Of course, it is reasonable that, if one parent really is abusing a child, that should be enough for the state to intervene to protect the children. That’s not the issue here. The Michigan law goes far beyond that. In Michigan a non-custodial parent could “admit” to “maltreating” a child and the custodial parent would be stripped of all rights to contest any allegations. (There is a detailed discussion in our first report on Michigan child welfare, on page 52.)
In the case at issue, the mother did have custody and she “admitted” neglecting her children. But the father was entirely innocent. He wasn’t even living in the home. He had never been accused of maltreating anyone and had no other problems that would make him unfit. In short, he would be an excellent placement for the children. Yet he was required to jump through a whole series of hoops without a shred of evidence that he needed the “counseling” “parenting classes” etc. He had no chance to challenge these conditions. And when he didn’t manage to jump through every one of the hoops exactly the way DHS wanted, the trial court itself ordered DHS to seek termination of parental rights.

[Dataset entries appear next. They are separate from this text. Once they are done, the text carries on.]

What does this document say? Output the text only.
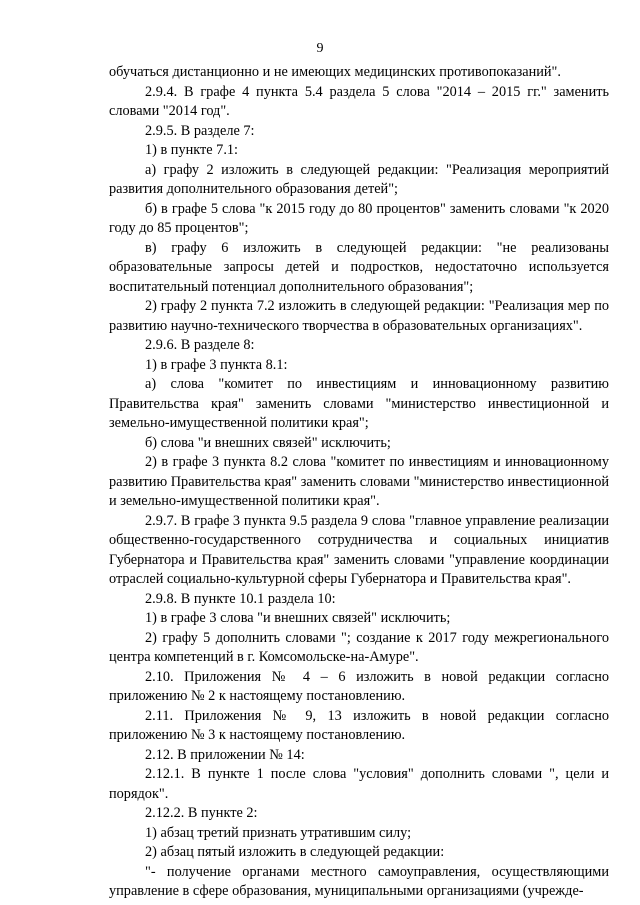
9

обучаться дистанционно и не имеющих медицинских противопоказаний".

2.9.4. В графе 4 пункта 5.4 раздела 5 слова "2014 – 2015 гг." заменить словами "2014 год".

2.9.5. В разделе 7:

1) в пункте 7.1:

а) графу 2 изложить в следующей редакции: "Реализация мероприятий развития дополнительного образования детей";

б) в графе 5 слова "к 2015 году до 80 процентов" заменить словами "к 2020 году до 85 процентов";

в) графу 6 изложить в следующей редакции: "не реализованы образовательные запросы детей и подростков, недостаточно используется воспитательный потенциал дополнительного образования";

2) графу 2 пункта 7.2 изложить в следующей редакции: "Реализация мер по развитию научно-технического творчества в образовательных организациях".

2.9.6. В разделе 8:

1) в графе 3 пункта 8.1:

а) слова "комитет по инвестициям и инновационному развитию Правительства края" заменить словами "министерство инвестиционной и земельно-имущественной политики края";

б) слова "и внешних связей" исключить;

2) в графе 3 пункта 8.2 слова "комитет по инвестициям и инновационному развитию Правительства края" заменить словами "министерство инвестиционной и земельно-имущественной политики края".

2.9.7. В графе 3 пункта 9.5 раздела 9 слова "главное управление реализации общественно-государственного сотрудничества и социальных инициатив Губернатора и Правительства края" заменить словами "управление координации отраслей социально-культурной сферы Губернатора и Правительства края".

2.9.8. В пункте 10.1 раздела 10:

1) в графе 3 слова "и внешних связей" исключить;

2) графу 5 дополнить словами "; создание к 2017 году межрегионального центра компетенций в г. Комсомольске-на-Амуре".

2.10. Приложения № 4 – 6 изложить в новой редакции согласно приложению № 2 к настоящему постановлению.

2.11. Приложения № 9, 13 изложить в новой редакции согласно приложению № 3 к настоящему постановлению.

2.12. В приложении № 14:

2.12.1. В пункте 1 после слова "условия" дополнить словами ", цели и порядок".

2.12.2. В пункте 2:

1) абзац третий признать утратившим силу;

2) абзац пятый изложить в следующей редакции:

"- получение органами местного самоуправления, осуществляющими управление в сфере образования, муниципальными организациями (учрежде-
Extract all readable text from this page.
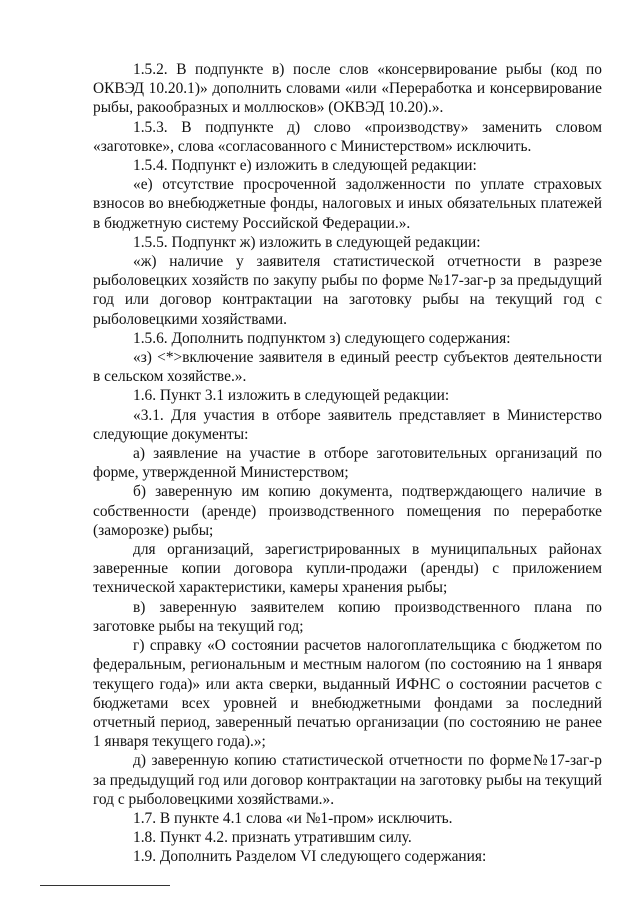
1.5.2. В подпункте в) после слов «консервирование рыбы (код по ОКВЭД 10.20.1)» дополнить словами «или «Переработка и консервирование рыбы, ракообразных и моллюсков» (ОКВЭД 10.20).».

1.5.3. В подпункте д) слово «производству» заменить словом «заготовке», слова «согласованного с Министерством» исключить.

1.5.4. Подпункт е) изложить в следующей редакции:

«е) отсутствие просроченной задолженности по уплате страховых взносов во внебюджетные фонды, налоговых и иных обязательных платежей в бюджетную систему Российской Федерации.».

1.5.5. Подпункт ж) изложить в следующей редакции:

«ж) наличие у заявителя статистической отчетности в разрезе рыболовецких хозяйств по закупу рыбы по форме №17-заг-р за предыдущий год или договор контрактации на заготовку рыбы на текущий год с рыболовецкими хозяйствами.

1.5.6. Дополнить подпунктом з) следующего содержания:

«з) <*>включение заявителя в единый реестр субъектов деятельности в сельском хозяйстве.».

1.6. Пункт 3.1 изложить в следующей редакции:

«3.1. Для участия в отборе заявитель представляет в Министерство следующие документы:

а) заявление на участие в отборе заготовительных организаций по форме, утвержденной Министерством;

б) заверенную им копию документа, подтверждающего наличие в собственности (аренде) производственного помещения по переработке (заморозке) рыбы;

для организаций, зарегистрированных в муниципальных районах заверенные копии договора купли-продажи (аренды) с приложением технической характеристики, камеры хранения рыбы;

в) заверенную заявителем копию производственного плана по заготовке рыбы на текущий год;

г) справку «О состоянии расчетов налогоплательщика с бюджетом по федеральным, региональным и местным налогом (по состоянию на 1 января текущего года)» или акта сверки, выданный ИФНС о состоянии расчетов с бюджетами всех уровней и внебюджетными фондами за последний отчетный период, заверенный печатью организации (по состоянию не ранее 1 января текущего года).»;

д) заверенную копию статистической отчетности по форме№17-заг-р за предыдущий год или договор контрактации на заготовку рыбы на текущий год с рыболовецкими хозяйствами.».

1.7. В пункте 4.1 слова «и №1-пром» исключить.

1.8. Пункт 4.2. признать утратившим силу.

1.9. Дополнить Разделом VI следующего содержания:
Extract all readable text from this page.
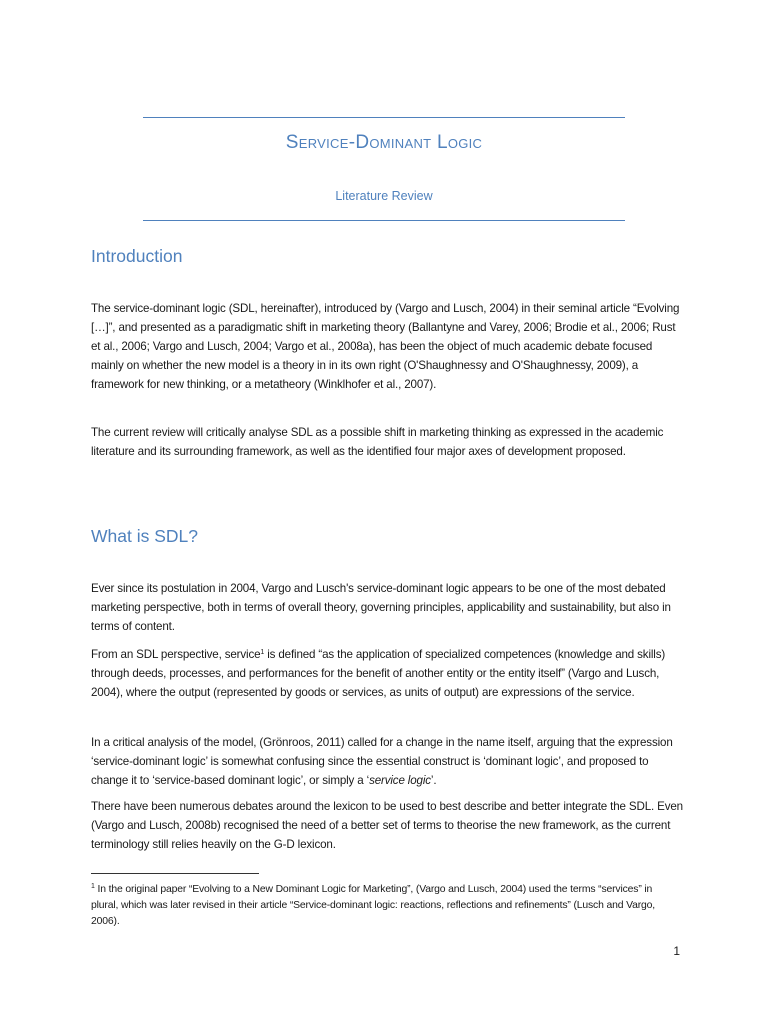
Service-Dominant Logic
Literature Review
Introduction

The service-dominant logic (SDL, hereinafter), introduced by (Vargo and Lusch, 2004) in their seminal article “Evolving […]”, and presented as a paradigmatic shift in marketing theory (Ballantyne and Varey, 2006; Brodie et al., 2006; Rust et al., 2006; Vargo and Lusch, 2004; Vargo et al., 2008a), has been the object of much academic debate focused mainly on whether the new model is a theory in in its own right (O'Shaughnessy and O'Shaughnessy, 2009), a framework for new thinking, or a metatheory (Winklhofer et al., 2007).

The current review will critically analyse SDL as a possible shift in marketing thinking as expressed in the academic literature and its surrounding framework, as well as the identified four major axes of development proposed.

What is SDL?

Ever since its postulation in 2004, Vargo and Lusch's service-dominant logic appears to be one of the most debated marketing perspective, both in terms of overall theory, governing principles, applicability and sustainability, but also in terms of content.

From an SDL perspective, service$^1$ is defined “as the application of specialized competences (knowledge and skills) through deeds, processes, and performances for the benefit of another entity or the entity itself” (Vargo and Lusch, 2004), where the output (represented by goods or services, as units of output) are expressions of the service.

In a critical analysis of the model, (Grönroos, 2011) called for a change in the name itself, arguing that the expression ‘service-dominant logic’ is somewhat confusing since the essential construct is ‘dominant logic’, and proposed to change it to ‘service-based dominant logic’, or simply a ‘service logic’.

There have been numerous debates around the lexicon to be used to best describe and better integrate the SDL. Even (Vargo and Lusch, 2008b) recognised the need of a better set of terms to theorise the new framework, as the current terminology still relies heavily on the G-D lexicon.

$^1$ In the original paper “Evolving to a New Dominant Logic for Marketing”, (Vargo and Lusch, 2004) used the terms “services” in plural, which was later revised in their article “Service-dominant logic: reactions, reflections and refinements” (Lusch and Vargo, 2006).

1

At first, even DHS didn’t agree – telling the trial court the move to termination, after the children had been in foster care for seven months – was premature. But DHS followed orders and now is fighting to uphold the termination, and the horrendous law on which it’s based – in part with that claim about “platitudes.”
It’s one more reason to worry about the fate of Michigan’s vulnerable children with DHS being run by Corrigan. Other reasons range from her lame attempt to defend DHS’ actions in cases like the seizure of Maryanne Godboldo’s daughter and the “Mike’s Hard Lemonade” case (if you really want to see platitudes, check out her op ed in the Detroit Free Press) to her turning the Michigan Supreme Court website into a propaganda vehicle for adoption, with all other options for giving children permanence ignored, to her walking out on parents when they had their one opportunity to address one of those obligatory blue-ribbon commissions states name to study child welfare. (Details are in our first report on Michigan child welfare, starting on page 54.)
Obviously, Corrigan didn’t write the brief. There are plenty of lawyers in the Attorney General’s office and at DHS for that. We don’t know if Corrigan saw it before it was filed – though it would be disturbing if she allowed it to be filed without seeing it first. Either way, as DHS director, she’s responsible for it until and unless she repudiates it.